With the California recall election coming up a month from now, it’s time to take a look at the candidates. The environment hasn’t been a signature issue for incumbent, Gavin Newsom, but he has strongly supported climate action. Now let’s take a look at who might replace him.
It’s hard to know who, out of the scores of candidates, might ultimately emerge from the pack of challengers. Here are the candidates who currently seem to have the greatest chances and their views on environmental issues:
- John Cox. Cox, a businessman, ran against Newsom in 2018. Cox has said of climate change: “I don’t know how much of it is caused by humans. I don’t even know how much of it is negative. I think there are some benefits to it.”
- Larry Elder. Elder, a conservative talk radio host, is probably the leading Republican candidate at this point. He isn’t an outright climate skeptic, though he is unconvinced that climate change has anything to do with California’s current wildfires. He wrote an enthusiastic review of Bjorn Lomborg’s book. Elder described the book as arguing that “many of the elaborate and expensive actions now being considered to stop global warming will cost hundreds of billions of dollars, are often based on emotional rather than strictly scientific assumptions, and may very well have little impact on the world’s temperature for hundreds of years.” Not good news for California’s climate programs.
- Kevin Faulconer. Unusually for a Republican, the former San Diego mayor endorses significant climate action. Faulconer has taken credit for the passage of the city’s 2015 Climate Action Plan, which requires the city to cut its greenhouse gas emissions in half by 2035.

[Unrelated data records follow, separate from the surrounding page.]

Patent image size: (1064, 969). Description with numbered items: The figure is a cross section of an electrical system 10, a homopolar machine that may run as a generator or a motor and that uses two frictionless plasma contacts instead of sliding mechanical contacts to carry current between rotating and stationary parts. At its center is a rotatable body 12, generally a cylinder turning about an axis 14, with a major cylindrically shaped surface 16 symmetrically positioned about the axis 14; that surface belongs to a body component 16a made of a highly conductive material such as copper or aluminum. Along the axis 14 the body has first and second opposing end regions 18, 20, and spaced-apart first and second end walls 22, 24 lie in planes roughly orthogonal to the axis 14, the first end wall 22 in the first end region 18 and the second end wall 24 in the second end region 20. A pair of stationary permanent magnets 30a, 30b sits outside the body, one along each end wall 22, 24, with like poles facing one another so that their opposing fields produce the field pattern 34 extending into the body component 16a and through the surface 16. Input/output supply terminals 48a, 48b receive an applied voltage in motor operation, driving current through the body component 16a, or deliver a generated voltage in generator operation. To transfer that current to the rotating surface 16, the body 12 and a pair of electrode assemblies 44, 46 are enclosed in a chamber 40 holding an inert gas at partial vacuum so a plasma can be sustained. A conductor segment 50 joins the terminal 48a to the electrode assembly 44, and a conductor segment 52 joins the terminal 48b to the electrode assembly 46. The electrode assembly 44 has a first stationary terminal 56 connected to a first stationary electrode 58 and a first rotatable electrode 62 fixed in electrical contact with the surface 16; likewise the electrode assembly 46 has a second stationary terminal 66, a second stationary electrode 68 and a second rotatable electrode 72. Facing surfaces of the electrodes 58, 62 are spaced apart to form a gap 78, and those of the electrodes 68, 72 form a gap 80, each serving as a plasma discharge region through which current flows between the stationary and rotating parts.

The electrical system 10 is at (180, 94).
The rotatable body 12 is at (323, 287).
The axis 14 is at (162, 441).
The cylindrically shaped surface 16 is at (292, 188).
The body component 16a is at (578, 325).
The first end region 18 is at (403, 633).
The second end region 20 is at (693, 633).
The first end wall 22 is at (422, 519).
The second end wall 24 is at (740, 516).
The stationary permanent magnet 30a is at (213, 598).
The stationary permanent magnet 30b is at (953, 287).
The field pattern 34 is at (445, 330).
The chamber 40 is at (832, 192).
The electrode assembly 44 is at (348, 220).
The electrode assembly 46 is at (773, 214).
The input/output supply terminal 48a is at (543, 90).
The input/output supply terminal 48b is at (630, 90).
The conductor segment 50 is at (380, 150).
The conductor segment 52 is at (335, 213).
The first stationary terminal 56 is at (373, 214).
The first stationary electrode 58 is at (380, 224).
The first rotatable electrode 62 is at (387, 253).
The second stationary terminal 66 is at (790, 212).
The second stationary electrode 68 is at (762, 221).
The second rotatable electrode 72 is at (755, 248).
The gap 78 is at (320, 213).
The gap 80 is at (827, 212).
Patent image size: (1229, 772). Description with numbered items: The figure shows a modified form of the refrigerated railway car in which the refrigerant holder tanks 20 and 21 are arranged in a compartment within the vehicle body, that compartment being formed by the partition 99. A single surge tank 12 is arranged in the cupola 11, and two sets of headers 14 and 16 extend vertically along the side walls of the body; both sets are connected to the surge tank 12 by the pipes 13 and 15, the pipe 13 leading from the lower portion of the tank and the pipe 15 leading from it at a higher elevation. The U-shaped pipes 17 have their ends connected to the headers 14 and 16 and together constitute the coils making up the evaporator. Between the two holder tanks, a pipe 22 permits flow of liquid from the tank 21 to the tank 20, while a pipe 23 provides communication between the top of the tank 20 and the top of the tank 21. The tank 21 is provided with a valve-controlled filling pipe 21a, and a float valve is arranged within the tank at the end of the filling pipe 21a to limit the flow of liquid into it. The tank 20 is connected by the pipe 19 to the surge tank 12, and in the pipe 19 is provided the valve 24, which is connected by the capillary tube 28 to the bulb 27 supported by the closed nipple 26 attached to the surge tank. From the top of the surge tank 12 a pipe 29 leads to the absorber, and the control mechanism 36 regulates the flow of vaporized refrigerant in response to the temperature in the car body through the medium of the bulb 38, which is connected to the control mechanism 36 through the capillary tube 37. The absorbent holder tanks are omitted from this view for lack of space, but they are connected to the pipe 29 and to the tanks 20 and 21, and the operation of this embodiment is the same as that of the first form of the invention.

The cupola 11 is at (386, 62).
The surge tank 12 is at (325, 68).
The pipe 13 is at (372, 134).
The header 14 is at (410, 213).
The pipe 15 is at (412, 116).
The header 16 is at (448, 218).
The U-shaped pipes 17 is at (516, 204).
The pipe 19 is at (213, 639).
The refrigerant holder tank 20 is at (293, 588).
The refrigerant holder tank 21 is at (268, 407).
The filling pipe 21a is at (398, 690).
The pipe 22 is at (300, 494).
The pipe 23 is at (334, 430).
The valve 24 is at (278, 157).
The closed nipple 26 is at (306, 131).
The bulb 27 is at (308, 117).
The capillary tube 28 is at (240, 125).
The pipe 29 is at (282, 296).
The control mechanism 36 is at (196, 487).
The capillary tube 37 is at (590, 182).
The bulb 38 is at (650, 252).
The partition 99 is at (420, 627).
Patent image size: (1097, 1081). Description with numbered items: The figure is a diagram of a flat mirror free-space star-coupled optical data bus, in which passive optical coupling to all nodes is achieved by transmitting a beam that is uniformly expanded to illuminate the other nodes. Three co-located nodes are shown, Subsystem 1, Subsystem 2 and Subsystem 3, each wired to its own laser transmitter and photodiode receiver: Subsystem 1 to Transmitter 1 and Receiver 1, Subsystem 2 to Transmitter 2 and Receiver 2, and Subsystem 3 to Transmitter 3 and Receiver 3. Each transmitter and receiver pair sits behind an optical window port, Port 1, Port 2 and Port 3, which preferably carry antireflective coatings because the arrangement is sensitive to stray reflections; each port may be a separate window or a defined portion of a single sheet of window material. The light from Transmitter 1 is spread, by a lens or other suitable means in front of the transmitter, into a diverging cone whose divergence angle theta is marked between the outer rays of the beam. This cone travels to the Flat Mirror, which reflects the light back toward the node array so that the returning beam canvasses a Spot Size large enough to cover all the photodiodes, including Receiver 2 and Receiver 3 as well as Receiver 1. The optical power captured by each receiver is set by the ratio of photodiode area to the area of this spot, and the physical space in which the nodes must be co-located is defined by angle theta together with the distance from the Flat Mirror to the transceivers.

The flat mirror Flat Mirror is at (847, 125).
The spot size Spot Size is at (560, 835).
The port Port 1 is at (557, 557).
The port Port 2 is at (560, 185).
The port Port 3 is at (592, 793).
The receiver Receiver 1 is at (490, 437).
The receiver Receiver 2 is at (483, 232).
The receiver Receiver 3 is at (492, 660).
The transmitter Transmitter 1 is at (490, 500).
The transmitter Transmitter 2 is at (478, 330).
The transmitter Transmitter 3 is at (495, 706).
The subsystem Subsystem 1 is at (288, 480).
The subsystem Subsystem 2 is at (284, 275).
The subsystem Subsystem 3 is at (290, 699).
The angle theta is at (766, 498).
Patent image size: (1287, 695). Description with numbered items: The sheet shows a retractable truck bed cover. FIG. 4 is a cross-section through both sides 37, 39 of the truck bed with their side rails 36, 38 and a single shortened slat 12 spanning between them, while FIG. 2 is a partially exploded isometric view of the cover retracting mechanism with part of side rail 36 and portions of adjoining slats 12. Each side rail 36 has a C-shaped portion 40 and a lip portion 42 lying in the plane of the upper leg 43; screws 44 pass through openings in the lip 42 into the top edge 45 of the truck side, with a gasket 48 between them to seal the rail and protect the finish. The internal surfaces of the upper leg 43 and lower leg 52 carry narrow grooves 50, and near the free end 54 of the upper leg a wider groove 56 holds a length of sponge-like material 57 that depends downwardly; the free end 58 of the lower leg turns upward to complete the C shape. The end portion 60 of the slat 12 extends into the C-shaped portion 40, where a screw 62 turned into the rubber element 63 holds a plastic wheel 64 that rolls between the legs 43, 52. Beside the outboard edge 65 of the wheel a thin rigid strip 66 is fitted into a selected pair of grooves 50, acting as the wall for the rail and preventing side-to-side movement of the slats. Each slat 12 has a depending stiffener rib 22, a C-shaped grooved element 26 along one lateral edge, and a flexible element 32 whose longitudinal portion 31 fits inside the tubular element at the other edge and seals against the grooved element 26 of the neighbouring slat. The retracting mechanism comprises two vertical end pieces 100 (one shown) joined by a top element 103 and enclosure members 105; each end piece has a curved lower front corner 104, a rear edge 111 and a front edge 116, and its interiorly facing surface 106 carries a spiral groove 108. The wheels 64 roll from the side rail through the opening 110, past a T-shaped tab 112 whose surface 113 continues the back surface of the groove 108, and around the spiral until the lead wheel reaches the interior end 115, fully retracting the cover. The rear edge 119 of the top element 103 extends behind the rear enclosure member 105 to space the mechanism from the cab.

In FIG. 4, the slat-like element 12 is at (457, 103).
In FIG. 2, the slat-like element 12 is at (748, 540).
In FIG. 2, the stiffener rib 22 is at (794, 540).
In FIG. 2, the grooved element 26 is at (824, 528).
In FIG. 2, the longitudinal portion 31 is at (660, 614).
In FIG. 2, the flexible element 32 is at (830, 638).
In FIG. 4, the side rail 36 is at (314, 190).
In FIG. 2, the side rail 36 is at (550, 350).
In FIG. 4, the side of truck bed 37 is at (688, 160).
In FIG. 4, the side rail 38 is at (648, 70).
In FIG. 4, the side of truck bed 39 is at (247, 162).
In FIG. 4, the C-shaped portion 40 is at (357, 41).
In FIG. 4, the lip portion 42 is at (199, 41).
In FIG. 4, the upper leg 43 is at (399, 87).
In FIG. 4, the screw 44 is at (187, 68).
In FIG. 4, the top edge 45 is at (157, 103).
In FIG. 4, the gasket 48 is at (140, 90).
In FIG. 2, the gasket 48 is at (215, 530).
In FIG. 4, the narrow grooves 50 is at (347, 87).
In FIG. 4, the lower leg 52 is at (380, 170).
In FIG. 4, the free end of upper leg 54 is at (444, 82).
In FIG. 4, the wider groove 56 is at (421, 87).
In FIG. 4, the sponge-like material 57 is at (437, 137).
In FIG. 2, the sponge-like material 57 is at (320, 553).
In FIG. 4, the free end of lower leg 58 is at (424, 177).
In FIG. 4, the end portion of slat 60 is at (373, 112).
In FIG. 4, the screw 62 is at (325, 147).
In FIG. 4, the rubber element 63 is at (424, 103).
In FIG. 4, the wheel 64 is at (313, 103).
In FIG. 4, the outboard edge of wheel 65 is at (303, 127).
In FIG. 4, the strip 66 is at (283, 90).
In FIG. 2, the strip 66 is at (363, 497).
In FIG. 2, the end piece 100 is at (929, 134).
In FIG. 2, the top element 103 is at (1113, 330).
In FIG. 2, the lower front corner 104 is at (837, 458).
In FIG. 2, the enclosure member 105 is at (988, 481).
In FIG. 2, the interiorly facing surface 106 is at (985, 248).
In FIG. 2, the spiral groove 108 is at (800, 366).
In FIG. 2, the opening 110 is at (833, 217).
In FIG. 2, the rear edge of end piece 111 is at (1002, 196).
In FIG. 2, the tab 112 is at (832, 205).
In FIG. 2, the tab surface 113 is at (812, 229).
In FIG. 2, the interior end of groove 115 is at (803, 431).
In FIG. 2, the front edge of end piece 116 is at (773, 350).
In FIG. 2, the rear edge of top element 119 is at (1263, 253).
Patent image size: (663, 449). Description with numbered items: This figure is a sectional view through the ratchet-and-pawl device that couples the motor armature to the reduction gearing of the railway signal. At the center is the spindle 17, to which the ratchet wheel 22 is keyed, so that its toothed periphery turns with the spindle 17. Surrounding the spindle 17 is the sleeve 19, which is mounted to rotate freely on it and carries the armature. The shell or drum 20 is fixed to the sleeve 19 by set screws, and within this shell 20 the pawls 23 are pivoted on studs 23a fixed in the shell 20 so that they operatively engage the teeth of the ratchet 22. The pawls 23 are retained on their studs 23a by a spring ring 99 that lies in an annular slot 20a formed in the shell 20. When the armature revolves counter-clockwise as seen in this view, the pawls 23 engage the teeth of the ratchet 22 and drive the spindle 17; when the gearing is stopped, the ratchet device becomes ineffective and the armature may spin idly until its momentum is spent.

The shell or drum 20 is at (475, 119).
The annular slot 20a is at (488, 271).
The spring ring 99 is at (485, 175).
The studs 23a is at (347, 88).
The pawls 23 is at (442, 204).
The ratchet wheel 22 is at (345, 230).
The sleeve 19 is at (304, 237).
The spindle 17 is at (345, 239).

- Sam Gallucci. Republican and tech businessman Sam Galluci served as executive vice president and general manager of PeopleSoft. He seems to favor renewable energy. His website spotlights energy shortages and says: “We will solve this problem for all Californians. This will include holding power companies accountable and finding creative and innovative solutions along with increased incentives for renewables. The sunshine state only receives 19% of its power from solar, and much of it doesn’t even use the latest technology.” You may be confused, given that Florida is the “Sunshine State” but I guess he meant California, the “Golden State.”
- Jeff Hewitt. Hewitt is a Libertarian businessman and Riverside County Supervisor. He sponsored a resolution calling for more local control of the energy mix. It did not oppose the goal of cutting emissions, however. It provided: “The county understands the need to mitigate the impacts of climate change and is committed to doing its part to help (the state) achieve its goals, but requires the flexibility to do so in a manner that best serves the needs of residents and businesses.”
- Caitlyn Jenner. Jenner is a former Olympics star turned reality TV star. Jenner’s views on environmental issues are hazy, but she does say that California “needs less regulation” and has to compete with Texas. She also favors defunding high speed rail and using the money for border security instead.
- Doug Ose. Ose formerly represented a suburban Sacramento district in Congress. Ose’s lifetime score from the League of Conservation Voters was 12%. In 2014, he said he was skeptical of climate science.
Of the challengers, Cox and Ose have views that best represent the GOP base on the climate issue. Some of the others would have less radical impacts on California policy. A successful recall would at the very least mean that California will no longer be in the forefront on climate policy.